Патриархат работает таким образом, что сначала он образует разрыв в подлинных отношениях между людьми, а затем делает невозможным их восстановление и не позволяет даже видеть эти разрывы, высмеивая чувствительность в мальчиках и запрещая самовыражение девочкам. Невозможность видеть разрывы автоматически превращается в политическую проблему, потому что люди становятся слепы к несправедливостям и неспособны им противостоять из-за защитных механизмов молчания и насилия. Когда у тех, кто внизу иерархии, есть голос, чтобы сообщить о своих чувствах и своём опыте, а у тех, кто наверху, сохраняется возможность эмпатии, их будет тянуть к соединению и исцелению разрывов.

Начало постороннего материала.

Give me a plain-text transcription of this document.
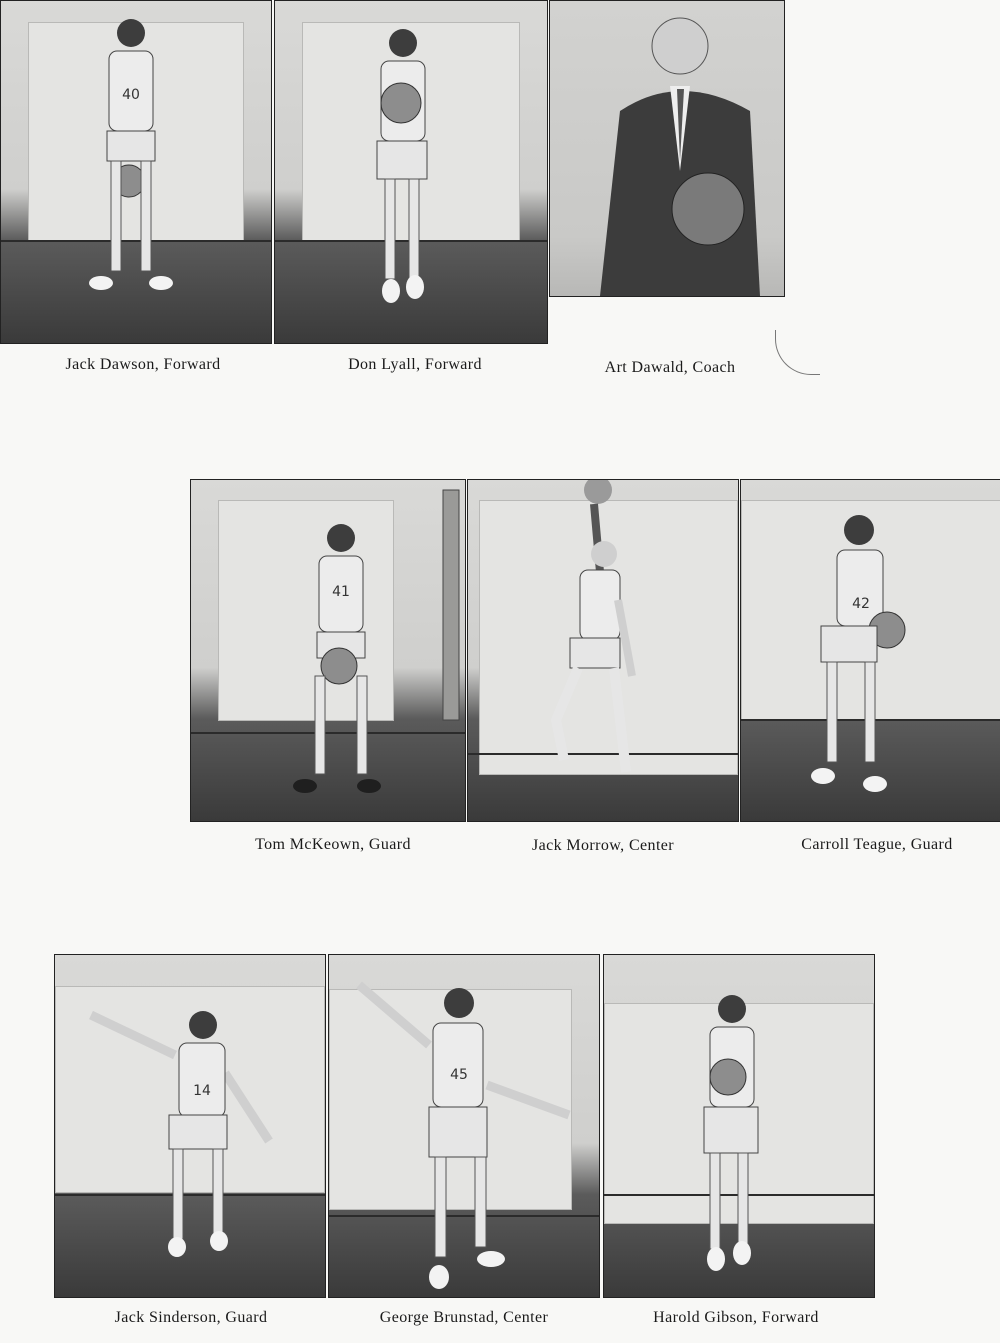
40
Jack Dawson, Forward	Don Lyall, Forward	Art Dawald, Coach
41
42
Tom McKeown, Guard	Jack Morrow, Center	Carroll Teague, Guard
14
45
Jack Sinderson, Guard	George Brunstad, Center	Harold Gibson, Forward
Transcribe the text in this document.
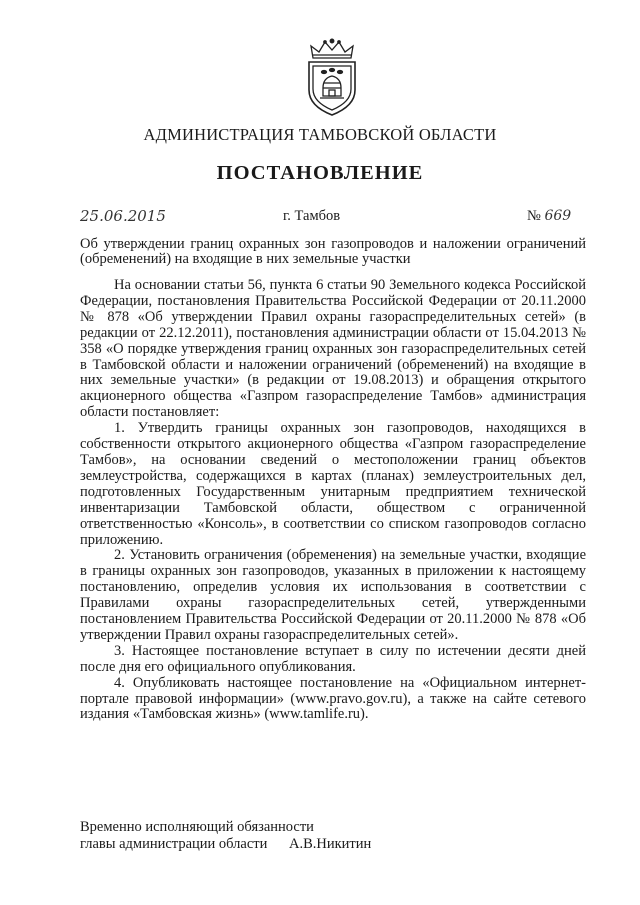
АДМИНИСТРАЦИЯ ТАМБОВСКОЙ ОБЛАСТИ
ПОСТАНОВЛЕНИЕ
25.06.2015	г. Тамбов	№ 669
Об утверждении границ охранных зон газопроводов и наложении ограничений (обременений) на входящие в них земельные участки

На основании статьи 56, пункта 6 статьи 90 Земельного кодекса Российской Федерации, постановления Правительства Российской Федерации от 20.11.2000 № 878 «Об утверждении Правил охраны газораспределительных сетей» (в редакции от 22.12.2011), постановления администрации области от 15.04.2013 № 358 «О порядке утверждения границ охранных зон газораспределительных сетей в Тамбовской области и наложении ограничений (обременений) на входящие в них земельные участки» (в редакции от 19.08.2013) и обращения открытого акционерного общества «Газпром газораспределение Тамбов» администрация области постановляет:

1. Утвердить границы охранных зон газопроводов, находящихся в собственности открытого акционерного общества «Газпром газораспределение Тамбов», на основании сведений о местоположении границ объектов землеустройства, содержащихся в картах (планах) землеустроительных дел, подготовленных Государственным унитарным предприятием технической инвентаризации Тамбовской области, обществом с ограниченной ответственностью «Консоль», в соответствии со списком газопроводов согласно приложению.

2. Установить ограничения (обременения) на земельные участки, входящие в границы охранных зон газопроводов, указанных в приложении к настоящему постановлению, определив условия их использования в соответствии с Правилами охраны газораспределительных сетей, утвержденными постановлением Правительства Российской Федерации от 20.11.2000 № 878 «Об утверждении Правил охраны газораспределительных сетей».

3. Настоящее постановление вступает в силу по истечении десяти дней после дня его официального опубликования.

4. Опубликовать настоящее постановление на «Официальном интернет-портале правовой информации» (www.pravo.gov.ru), а также на сайте сетевого издания «Тамбовская жизнь» (www.tamlife.ru).

Временно исполняющий обязанности
главы администрации области А.В.Никитин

Задача патриархата в том, чтобы этого не происходило, чтобы неравенство сохранялось и оставалось невидимым. В сущности, что пишут Гиллиган и Снайдер (и с чем соглашаются другие теоретики): в наших обществах в раннем возрасте с детьми происходит что-то, что считается нормальным элементом взросления, но что на самом деле их глубоко калечит; и хорошо, если в дальнейшем у них хватит ресурсов и информации осознать себя как жертву этой травмы и двинуться навстречу излечению. Инициация в норму, о которой мы говорили раньше, — это, в частности, инициация в патриархат. В систему, которая лишает мужчин возможности заботиться и быть близким, а женщин — претензий быть полноценной личностью. Которая все тела вообще лишает доступа к настоящей любви и близости. Гиллиган и Снайдер заключают вполне конкретно: «Коротко говоря, патриархат держится на разрушении способности человека восстанавливать отношения: его иерархические структуры покоятся на утрате отношений и отказе от любви».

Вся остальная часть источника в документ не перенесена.